Minnesota News

Bye-bye highway: As of Monday, one Minnesota state highway will cease to exist

State Highway 277 crosses western Minnesota's Chippewa County
State Highway 277 crosses western Minnesota's Chippewa County. On Monday, control of the highway will be transferred from MnDOT to the county.
Minnesota Department of Transportation

As of Monday, a state highway in western Minnesota will cease to exist.

The road will still be there, carrying traffic past fields, farmsteads and the small community of Gluek.

But the Minnesota Department of Transportation is transferring ownership of State Highway 277 to Chippewa County. It's known as a "turnback" — turning back control of that 11-mile stretch of highway east of Montevideo to the county.

It's part of an ongoing process in which MnDOT meets with local and county officials and assesses how highways are used, and whether a turnback is warranted. Several other state highways have been turned back to counties in recent years.

MnDOT project manager Lowell Flaten said Minnesota's roads and highways fall into three tiers. At the top is the state highway system, which generally sees higher traffic volumes and traffic that is traveling longer distances.

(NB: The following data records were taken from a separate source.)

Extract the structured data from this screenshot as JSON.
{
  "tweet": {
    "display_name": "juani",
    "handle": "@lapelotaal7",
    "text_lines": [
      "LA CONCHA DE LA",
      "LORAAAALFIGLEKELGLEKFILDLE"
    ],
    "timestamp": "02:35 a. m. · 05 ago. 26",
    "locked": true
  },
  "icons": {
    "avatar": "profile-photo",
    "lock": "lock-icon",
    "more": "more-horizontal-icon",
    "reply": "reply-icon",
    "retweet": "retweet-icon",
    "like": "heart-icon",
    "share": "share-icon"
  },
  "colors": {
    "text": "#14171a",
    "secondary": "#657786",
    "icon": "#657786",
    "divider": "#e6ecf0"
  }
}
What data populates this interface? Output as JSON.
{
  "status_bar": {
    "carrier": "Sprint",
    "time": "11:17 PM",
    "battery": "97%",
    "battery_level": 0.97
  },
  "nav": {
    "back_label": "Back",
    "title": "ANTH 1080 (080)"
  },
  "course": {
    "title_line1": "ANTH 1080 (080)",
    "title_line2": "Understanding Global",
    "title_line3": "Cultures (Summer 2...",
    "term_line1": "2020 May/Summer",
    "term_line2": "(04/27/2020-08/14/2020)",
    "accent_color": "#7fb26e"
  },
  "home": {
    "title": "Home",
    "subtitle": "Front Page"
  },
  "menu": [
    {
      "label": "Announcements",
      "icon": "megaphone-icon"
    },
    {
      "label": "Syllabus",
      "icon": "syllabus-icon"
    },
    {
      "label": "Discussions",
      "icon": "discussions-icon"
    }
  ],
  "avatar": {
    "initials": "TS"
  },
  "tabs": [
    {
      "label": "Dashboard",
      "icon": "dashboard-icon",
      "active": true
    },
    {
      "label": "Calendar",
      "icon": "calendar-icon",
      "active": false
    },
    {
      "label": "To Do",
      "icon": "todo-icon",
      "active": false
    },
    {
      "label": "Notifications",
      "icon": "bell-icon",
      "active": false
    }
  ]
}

Then there are county roads and highways, which carry traffic to points within a county and serve as feeders to state highways.

And the third tier is town and city roads, which generally see lower traffic volumes, or vehicles traveling short distances.

"The state highway system is typically the long-haul (traffic), higher traffic volumes. ... Highway 277 is a road that is typically not used for those longer trips," Flaten said. "It's used more as a collector for the (state) trunk highway system and for local trips."

Highway 277's traffic volume of about 600 vehicles a day is more typical for county roads, he said.

Flaten said the transfer isn't as simple as just removing the old signs and putting up new ones for Chippewa County Road 4 — though that's part of it. The land the road is on has been owned by the state, and that property ownership transfers to the county.

As part of the turnback, MnDOT will be giving Chippewa County $9.7 million for reconstruction of the highway. And it'll be a county state aid highway, so it'll receive some state money each year for maintenance.

But the responsibility for maintaining and plowing the road will be the county's from now on. Flaten said that's where people who drive Highway 277 may see some benefit from the turnback.

"By putting the highway into the hands of the county road system, it becomes a higher priority for snow plowing and for pavement maintenance," he said.

As a state highway, "it doesn't compete well with our other trunk highways that have higher volumes." But for the county, "it will be a higher priority because in comparison to the rest of their system this will be a higher-volume route."

Highway 277 was designated by the Legislature in 1949. It follows a north-south route between state highways 7 and 40.

Flaten said it's less common, but not unheard-of, for highways to be transferred “up” from county to state control. One recent example was in Lac qui Parle County, when the state took over a county highway north of Dawson and designated it as part of State Highway 119. At the same time, a nearby state highway — Highway 275 to Boyd — was turned back to county control.